The Other recovered from whatever emotion or cold calculation briefly paralyzed it. Three metal assassins with radiant yellow eyes clicked-hissed-keened as they stilted and scissored toward the woman and her protectors. Quick as long-legged spiders, with many-jointed hands pincered like those of praying mantises, they snared, seized, dragged their quarry into a hateful embrace, lifted them—

Joanna cried out—“No!”—but it wasn’t her cry that summoned an electronic hum reminiscent of the feedback from the giant amplifiers that some heavy-metal bands stacked on their concert stages.

Ganesh Patel looked to the ceiling as the humming grew rapidly loud, louder. The unbroken windows vibrated, as did the walls, as if the plaster were the skin of a timpani. Fine Pueblo pottery jittered on display shelves, and bultos of various saints danced discreetly in the open trastero, and the tassels on lampshades shivered, and he thought that Artimis had somehow focused on this residence rather than on the vessel secreted under the lake, that the carrier laser with its burden of dissolution particles was sizzling down on them. The air filled with a crackling noise, as if the world were being wrapped in miles of cellophane.

In a voice not entirely his own, Ganesh heard himself say, “You stinking piece of shit, you scum, eat this. EAT THIS!” No longer in control of himself, he stooped and plucked up the dropped gun with which Optime had been shot. His mind had been read in a flash, his culpability discovered, his punishment determined. Rising to his full height, he brought the pistol to his mouth, inserted the barrel between his lips. An explosion rocked the night, not loud because it occurred at great depth beneath the lake.

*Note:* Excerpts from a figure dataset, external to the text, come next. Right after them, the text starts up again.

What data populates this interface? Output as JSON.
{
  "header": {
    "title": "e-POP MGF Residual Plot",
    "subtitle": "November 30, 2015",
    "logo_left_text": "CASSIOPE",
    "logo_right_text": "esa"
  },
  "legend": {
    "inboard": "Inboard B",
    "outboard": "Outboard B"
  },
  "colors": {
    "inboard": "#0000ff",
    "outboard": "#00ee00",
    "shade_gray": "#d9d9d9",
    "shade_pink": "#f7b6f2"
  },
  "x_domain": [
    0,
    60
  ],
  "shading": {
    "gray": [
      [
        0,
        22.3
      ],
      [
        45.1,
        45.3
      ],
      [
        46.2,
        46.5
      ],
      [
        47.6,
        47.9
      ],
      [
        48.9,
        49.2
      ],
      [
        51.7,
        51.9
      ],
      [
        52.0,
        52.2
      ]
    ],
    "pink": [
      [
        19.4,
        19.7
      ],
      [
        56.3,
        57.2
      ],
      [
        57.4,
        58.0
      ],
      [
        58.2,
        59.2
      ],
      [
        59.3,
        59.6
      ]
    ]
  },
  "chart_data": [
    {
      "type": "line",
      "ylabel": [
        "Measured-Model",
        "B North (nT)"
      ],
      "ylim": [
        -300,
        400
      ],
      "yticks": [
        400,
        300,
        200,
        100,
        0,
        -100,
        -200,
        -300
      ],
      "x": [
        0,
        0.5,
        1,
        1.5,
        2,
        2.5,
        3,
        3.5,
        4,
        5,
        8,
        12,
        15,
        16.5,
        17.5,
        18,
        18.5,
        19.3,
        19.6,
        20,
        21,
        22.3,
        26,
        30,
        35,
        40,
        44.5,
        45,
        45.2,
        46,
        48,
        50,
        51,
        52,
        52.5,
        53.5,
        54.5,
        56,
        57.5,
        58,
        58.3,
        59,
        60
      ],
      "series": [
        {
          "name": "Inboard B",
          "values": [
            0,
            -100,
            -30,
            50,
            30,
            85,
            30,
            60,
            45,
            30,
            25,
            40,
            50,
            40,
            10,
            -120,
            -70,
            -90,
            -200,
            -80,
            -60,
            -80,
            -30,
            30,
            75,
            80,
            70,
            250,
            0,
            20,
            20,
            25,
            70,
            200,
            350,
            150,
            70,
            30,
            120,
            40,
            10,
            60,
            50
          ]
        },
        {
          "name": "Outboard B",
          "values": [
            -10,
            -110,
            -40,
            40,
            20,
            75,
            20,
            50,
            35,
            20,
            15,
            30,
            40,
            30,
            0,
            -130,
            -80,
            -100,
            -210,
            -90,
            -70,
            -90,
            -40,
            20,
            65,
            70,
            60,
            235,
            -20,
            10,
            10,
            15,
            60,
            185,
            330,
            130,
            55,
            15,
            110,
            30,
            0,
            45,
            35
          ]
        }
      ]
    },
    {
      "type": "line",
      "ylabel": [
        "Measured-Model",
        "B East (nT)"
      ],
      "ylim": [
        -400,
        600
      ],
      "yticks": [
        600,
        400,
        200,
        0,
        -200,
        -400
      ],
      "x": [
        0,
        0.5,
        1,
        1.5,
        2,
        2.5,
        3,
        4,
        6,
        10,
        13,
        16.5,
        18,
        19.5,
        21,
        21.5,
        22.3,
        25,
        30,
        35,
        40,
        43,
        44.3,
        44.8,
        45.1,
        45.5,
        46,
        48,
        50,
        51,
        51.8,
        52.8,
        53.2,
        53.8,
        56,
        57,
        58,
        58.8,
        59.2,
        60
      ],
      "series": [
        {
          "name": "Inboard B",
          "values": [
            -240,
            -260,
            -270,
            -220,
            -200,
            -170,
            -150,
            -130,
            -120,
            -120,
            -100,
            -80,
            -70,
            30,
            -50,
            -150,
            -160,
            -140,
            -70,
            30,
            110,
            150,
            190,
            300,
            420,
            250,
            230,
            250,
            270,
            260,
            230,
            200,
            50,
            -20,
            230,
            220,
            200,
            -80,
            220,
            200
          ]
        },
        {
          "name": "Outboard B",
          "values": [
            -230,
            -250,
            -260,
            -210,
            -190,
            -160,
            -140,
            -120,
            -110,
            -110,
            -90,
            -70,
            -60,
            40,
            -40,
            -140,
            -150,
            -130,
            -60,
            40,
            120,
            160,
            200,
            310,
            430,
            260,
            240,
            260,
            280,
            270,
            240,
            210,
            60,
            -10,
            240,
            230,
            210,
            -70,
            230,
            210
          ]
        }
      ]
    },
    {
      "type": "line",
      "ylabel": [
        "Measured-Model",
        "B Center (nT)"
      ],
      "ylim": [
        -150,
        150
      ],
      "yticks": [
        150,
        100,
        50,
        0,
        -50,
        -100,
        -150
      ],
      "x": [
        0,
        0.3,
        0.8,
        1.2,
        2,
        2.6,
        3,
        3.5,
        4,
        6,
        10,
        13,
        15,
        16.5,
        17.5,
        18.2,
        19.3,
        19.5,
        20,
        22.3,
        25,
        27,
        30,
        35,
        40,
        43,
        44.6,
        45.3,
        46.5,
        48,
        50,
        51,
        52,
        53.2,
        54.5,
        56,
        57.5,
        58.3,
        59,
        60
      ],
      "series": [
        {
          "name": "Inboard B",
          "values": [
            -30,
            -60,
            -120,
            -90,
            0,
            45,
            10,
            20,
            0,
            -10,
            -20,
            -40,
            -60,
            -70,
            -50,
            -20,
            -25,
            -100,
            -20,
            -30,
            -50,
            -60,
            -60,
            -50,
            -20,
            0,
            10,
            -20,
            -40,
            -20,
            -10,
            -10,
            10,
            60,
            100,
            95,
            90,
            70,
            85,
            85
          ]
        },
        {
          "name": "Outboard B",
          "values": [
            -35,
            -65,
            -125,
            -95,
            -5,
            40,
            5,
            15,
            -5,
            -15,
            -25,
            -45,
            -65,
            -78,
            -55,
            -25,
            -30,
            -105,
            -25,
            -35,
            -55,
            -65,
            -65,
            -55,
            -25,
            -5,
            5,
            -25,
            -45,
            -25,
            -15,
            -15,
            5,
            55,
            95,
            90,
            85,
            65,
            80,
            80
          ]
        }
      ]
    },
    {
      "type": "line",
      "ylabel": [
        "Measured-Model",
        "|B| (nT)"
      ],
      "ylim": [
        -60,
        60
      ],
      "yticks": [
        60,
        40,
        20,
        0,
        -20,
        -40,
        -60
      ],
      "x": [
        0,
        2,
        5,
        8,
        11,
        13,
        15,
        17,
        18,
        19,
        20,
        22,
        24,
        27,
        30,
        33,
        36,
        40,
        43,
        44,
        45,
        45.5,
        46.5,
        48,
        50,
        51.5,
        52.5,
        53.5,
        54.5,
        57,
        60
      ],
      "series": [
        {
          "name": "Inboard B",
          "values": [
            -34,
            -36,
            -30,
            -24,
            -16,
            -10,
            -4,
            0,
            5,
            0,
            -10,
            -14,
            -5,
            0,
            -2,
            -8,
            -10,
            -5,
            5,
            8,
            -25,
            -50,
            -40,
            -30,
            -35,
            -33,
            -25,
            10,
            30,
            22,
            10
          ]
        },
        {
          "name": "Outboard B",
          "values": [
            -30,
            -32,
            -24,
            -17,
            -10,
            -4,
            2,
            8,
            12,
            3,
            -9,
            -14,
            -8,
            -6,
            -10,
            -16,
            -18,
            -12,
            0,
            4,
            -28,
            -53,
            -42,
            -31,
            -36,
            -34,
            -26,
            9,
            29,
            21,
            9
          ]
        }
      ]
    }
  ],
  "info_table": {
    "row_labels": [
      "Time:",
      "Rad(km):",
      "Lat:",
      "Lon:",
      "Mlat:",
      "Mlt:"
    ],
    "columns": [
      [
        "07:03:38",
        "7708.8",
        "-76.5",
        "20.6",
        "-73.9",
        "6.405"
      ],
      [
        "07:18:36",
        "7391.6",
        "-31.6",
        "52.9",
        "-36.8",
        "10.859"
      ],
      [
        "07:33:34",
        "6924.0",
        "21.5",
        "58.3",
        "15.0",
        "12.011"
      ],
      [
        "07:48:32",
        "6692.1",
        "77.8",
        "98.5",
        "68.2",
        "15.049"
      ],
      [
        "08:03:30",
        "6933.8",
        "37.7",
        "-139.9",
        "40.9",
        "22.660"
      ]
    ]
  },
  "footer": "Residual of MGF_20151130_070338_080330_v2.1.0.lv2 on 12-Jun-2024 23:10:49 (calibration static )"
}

The land quaked, and the house rolled for a moment on the land, and a watery sound louder than the falling rain was surely the consequence of a great quantity of Lake Sapphire’s substance washing over its shores before, in the wake of the shockwave, sliding back where it belonged.

Grimacing at the bitter taste of steel and cordite, Ganesh put the pistol on an end table as the bugbots released their unharmed captives and collapsed like the useless junk they were. The alien AI, the Other or whatever its makers might have called it, had been integral to the vessel, operating through machines that it commanded and through living avatars like crows and grizzly bears and Jimmy Two Eyes—and last of all through the son of parents who came from Mumbai to this land where freedom made possible the unlimited use of the human imagination and facilitated technology advanced enough to save the world when the world needed saving. That vessel from a far star was now nothing but loose beads of various substances, like the house where Harley Spondollar had once lived.